Türkiye’de 72 şehirden toplanan vergi gelirini sadece Kocaeli sağlıyor.
Geçen yıl Kocaeli’de kişi başı ortalama vergi tutarı kişi başı 31 bin liraydı.
Kentimizdeki vergi gelirlerinin büyük bölümü ise Gebze’den karşılanıyor. Organize
sanayi bölgeleri, binlerce büyük fabrika, Gebze Ticaret Odası’na kayıtlı 17 bin
şirket/işyeri.
Gündüz nüfusu 1 milyon 500 bin, gerçek nüfusu 700 bin civarında devasa bir
sanayi şehri Gebze.
Bir yönüyle, sanayisiyle ve üretimdeki gücüyle tüm ülkeyi ekonomik açıdan
ayakta tutan dev bir güç.
Bir yönüyle de İzmit ve İstanbul lobisi için altın yumurtlayan tavuk.
Gebze’deki birçok büyük fabrikanın merkezi İstanbul’da olduğu için vergi gelirleri
oraya yatıyor. İstanbul bu yüzden Gebze’nin il olmasını asla istemez.
Gebze, Kocaeli Büyükşehir Belediyesi için çok büyük bir nimet. Bu yüzden
Gebze’nin il olmasını İzmit de istemez.
Gebze’nin en büyük eksiği, siyasi bir gücü olmaması.
Kent bilincini sağlayarak, güçlü bir şehir lobisi oluşturamaması.
Gazetecisi, siyasetçisi, bürokratı, sivil toplum kuruluşu temsilcisi, vatandaşı…
Hepsi bu eksikliğin bir parçasıdır.
İzmit lobisi Gebze ile ilgili ne karar alıyorsa masamıza bırakıyor! Her alanda bu
böyle ne yazık ki. Siyasette de böyle, bürokraside de böyle, Gebze adına her ne
yapılacaksa verilen tüm kararlarda böyle.
Milletvekili aday listesi hazırlanacaksa İzmit merkezde hazırlanıyor. Ankara’da
hazırlandığında da İzmit’tekilere soruluyor.
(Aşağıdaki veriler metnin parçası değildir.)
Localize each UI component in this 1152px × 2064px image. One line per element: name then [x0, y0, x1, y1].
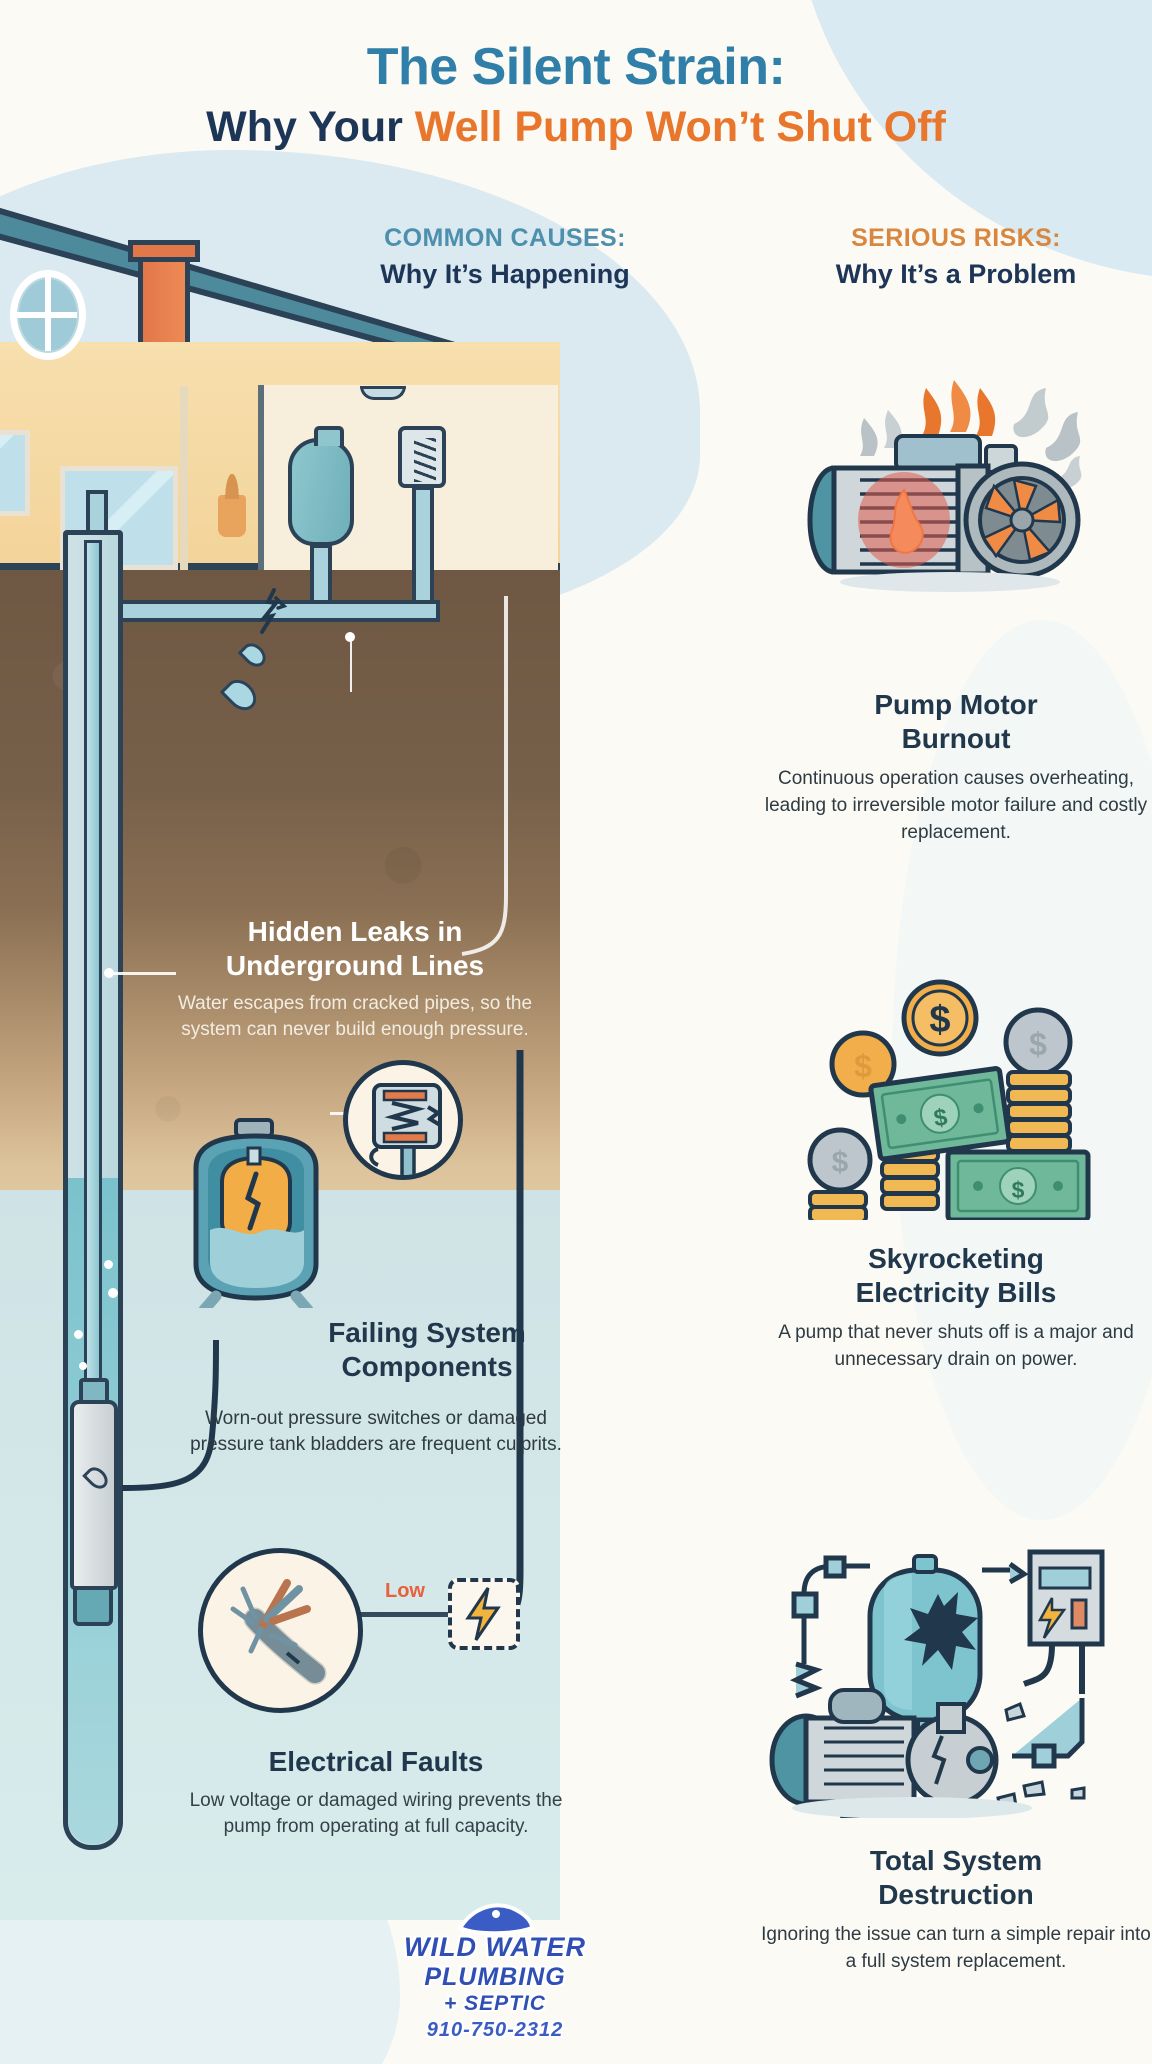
logo-line-3: + SEPTIC: [444, 1992, 546, 2015]
column-header-common-causes: COMMON CAUSES: Why It’s Happening: [230, 224, 780, 290]
risk-title-line1: Pump Motor: [874, 689, 1038, 720]
cause-title-electrical-faults: Electrical Faults: [268, 1746, 484, 1777]
risk-block-total-system-destruction: Total System Destruction Ignoring the is…: [756, 1844, 1152, 1976]
svg-text:$: $: [832, 1146, 849, 1179]
pump-power-cable: [121, 1340, 219, 1491]
page-title-line2-accent: Well Pump Won’t Shut Off: [414, 103, 946, 152]
page-title-line2: Why Your Well Pump Won’t Shut Off: [0, 102, 1152, 154]
low-voltage-badge: Low: [385, 1580, 425, 1602]
cause-body-electrical-faults: Low voltage or damaged wiring prevents t…: [189, 1789, 563, 1837]
supply-line-path: [461, 596, 508, 956]
cause-body-hidden-leaks: Water escapes from cracked pipes, so the…: [177, 993, 533, 1041]
company-logo[interactable]: WILD WATER PLUMBING + SEPTIC 910-750-231…: [370, 1898, 620, 2041]
page-title-line2-plain: Why Your: [206, 103, 415, 152]
pipe-tank-drop: [310, 544, 332, 604]
indoor-pressure-tank-icon: [288, 426, 354, 546]
column-header-serious-risks: SERIOUS RISKS: Why It’s a Problem: [760, 224, 1152, 290]
cause-title-line1: Hidden Leaks in: [247, 916, 463, 947]
risk-title-skyrocketing-bills: Skyrocketing Electricity Bills: [756, 1242, 1152, 1310]
risk-title-total-system-destruction: Total System Destruction: [756, 1844, 1152, 1912]
cause-title-line2: Components: [341, 1350, 513, 1382]
risks-kicker: SERIOUS RISKS:: [851, 224, 1061, 252]
pipe-switch-drop: [412, 486, 434, 604]
pressure-switch-icon: [369, 1083, 442, 1175]
logo-phone[interactable]: 910-750-2312: [426, 2019, 564, 2041]
lightning-bolt-icon: [465, 1587, 501, 1641]
cause-block-electrical-faults: Electrical Faults Low voltage or damaged…: [186, 1745, 566, 1840]
risk-block-pump-motor-burnout: Pump Motor Burnout Continuous operation …: [756, 688, 1152, 846]
pump-cap-icon: [79, 1378, 109, 1404]
chimney-cap-icon: [128, 240, 200, 262]
money-stack-icon: $ $ $ $ $ $: [807, 979, 1091, 1220]
cause-title-line1: Failing System: [328, 1317, 526, 1348]
submersible-pump-icon: [70, 1378, 118, 1626]
indoor-pressure-switch-icon: [398, 426, 446, 488]
svg-text:$: $: [1029, 1026, 1047, 1062]
cause-body-failing-components: Worn-out pressure switches or damaged pr…: [190, 1408, 562, 1456]
svg-text:$: $: [932, 1104, 950, 1133]
leader-dot-components: [104, 968, 114, 978]
bubble-icon-1: [104, 1260, 113, 1269]
bubble-icon-2: [108, 1288, 118, 1298]
pipe-crack-icon: [258, 588, 288, 634]
risks-subtitle: Why It’s a Problem: [835, 259, 1077, 289]
cause-block-failing-components: Worn-out pressure switches or damaged pr…: [186, 1330, 566, 1459]
water-droplet-icon: [82, 1463, 112, 1493]
frayed-wire-callout-circle: [198, 1548, 363, 1713]
risk-block-skyrocketing-bills: Skyrocketing Electricity Bills A pump th…: [756, 1242, 1152, 1374]
risk-body-pump-motor-burnout: Continuous operation causes overheating,…: [764, 768, 1148, 843]
pressure-tank-bladder-icon: [193, 1118, 319, 1308]
cause-block-hidden-leaks: Hidden Leaks in Underground Lines Water …: [160, 915, 550, 1044]
switch-coil-icon: [414, 438, 436, 482]
ceiling-lamp-icon: [360, 386, 406, 400]
bubble-icon-3: [74, 1330, 83, 1339]
causes-kicker: COMMON CAUSES:: [384, 224, 626, 252]
logo-line-2: PLUMBING: [424, 1963, 566, 1991]
risk-title-line2: Electricity Bills: [855, 1277, 1057, 1309]
risk-title-line1: Skyrocketing: [868, 1243, 1044, 1274]
drop-pipe-icon: [84, 540, 102, 1410]
voltage-indicator-box: [448, 1578, 520, 1650]
svg-text:$: $: [929, 999, 950, 1041]
risk-body-skyrocketing-bills: A pump that never shuts off is a major a…: [778, 1322, 1134, 1370]
cause-title-failing-components: Failing System Components: [288, 1316, 566, 1383]
wire-to-box-line: [360, 1612, 448, 1617]
potted-plant-icon: [218, 455, 246, 537]
cause-title-hidden-leaks: Hidden Leaks in Underground Lines: [160, 915, 550, 982]
interior-wall-divider: [180, 386, 188, 570]
overheating-motor-icon: [807, 380, 1082, 592]
risk-body-total-system-destruction: Ignoring the issue can turn a simple rep…: [761, 1924, 1151, 1972]
risk-title-line2: Burnout: [901, 723, 1011, 755]
risk-title-line1: Total System: [869, 1845, 1043, 1876]
poster-header: The Silent Strain: Why Your Well Pump Wo…: [0, 38, 1152, 154]
svg-text:$: $: [854, 1048, 872, 1084]
causes-subtitle: Why It’s Happening: [380, 259, 630, 289]
pump-base-icon: [73, 1586, 113, 1626]
risk-title-line2: Destruction: [878, 1879, 1034, 1911]
leader-line-leaks: [350, 640, 352, 692]
leader-dot-leaks: [345, 632, 355, 642]
frayed-wire-icon: [230, 1579, 327, 1685]
wave-splash-icon: [457, 1903, 535, 1936]
round-attic-window-icon: [10, 270, 86, 360]
broken-pump-system-icon: [769, 1549, 1105, 1818]
bubble-icon-4: [79, 1362, 87, 1370]
logo-line-1: WILD WATER: [404, 1932, 586, 1962]
window-left-icon: [0, 430, 30, 516]
svg-text:$: $: [1012, 1177, 1025, 1203]
page-title-line1: The Silent Strain:: [366, 38, 786, 96]
risk-title-pump-motor-burnout: Pump Motor Burnout: [756, 688, 1152, 756]
pressure-switch-callout-circle: [343, 1060, 463, 1180]
leader-line-components: [110, 972, 176, 975]
cause-title-line2: Underground Lines: [225, 949, 485, 981]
Gebzeliler de kuzu kuzu kabul
ediyorlar, ses çıkarma kültürü yerleşmemiş!
Parti ayırımı yapmıyorum, hepsi için geçerli.
24 Haziran seçimleri için hazırlanan milletvekili aday listesine bakarsanız ne
demek istediğimi anlarsınız.
Neyse, bugünkü konumuz siyaset değil.
Gebze askeri kışlasının 630 bin metrekarelik arazisinin akibeti ile ilgili. Askeri
kışla taşınınca şehrin tam merkezinde boş durumda kalan bu arazi TOKİ’nin
iştahını kabarttığında Gebze basını yıllar önce bağırmaya başlamıştı. Ancak
dönemin belediye başkanı, milletvekili ve Bakanları bu bağırışın gereksiz bir
yaygara olduğunu belirtmiş, “içiniz rahat olsun, bu arazi TOKİ’ye verilmeyecek”
denilmişti.
Yıllar önceki gazete arşivlerini açın bakın!
Sonra ne oldu?
Paşa paşa verdiler. Tepkilerden korktuklarından değil ama siyaseten güzel de bir
kılıf buldular. “Arazinin hepsini vermiyoruz” dediler.
Dün Gebze Ticaret Odası meclis toplantısında bu konu çok detaylı masaya
yatırıldı. Başkan Nail Çiler’i kutluyorum. Gebze’de şu anda basının dışında bu
konuya sahip çıkan ve ses çıkaran neredeyse tek kişi.
Arazinin 1/5000’lik planında yeşil alan, depo ve TOKİ alanı olan kısımları
gösterdi. Bu arazinin TOKİ’den kurtarılması ve halka yönelik bir proje yapılması
gerektiğini vurguladı.
Nail Çiler özetle, ‘Bu proje yanlış, hep beraber düzeltelim’ diyor. Basın, sivil
toplum kuruluşları, siyasi partilerin temsilcileri ve vatandaşlar da artık kendi
şehirlerindeki olumsuzlukları görmeye, yanlışlıklara ses çıkarmaya ve tepki
vermeye başlamalıdır.
Aksi halde seçeceğimiz insanları da masamıza bırakırlar, Gebze ile ilgili yapılacak
olan tüm projelerin plan haritalarını da…
Sorunlarına sahip çıkan ve yanlışlıklara dur diyen şehrin bir sonraki adımı ise,
büyük şehirli bir il statüsüne geçmektir.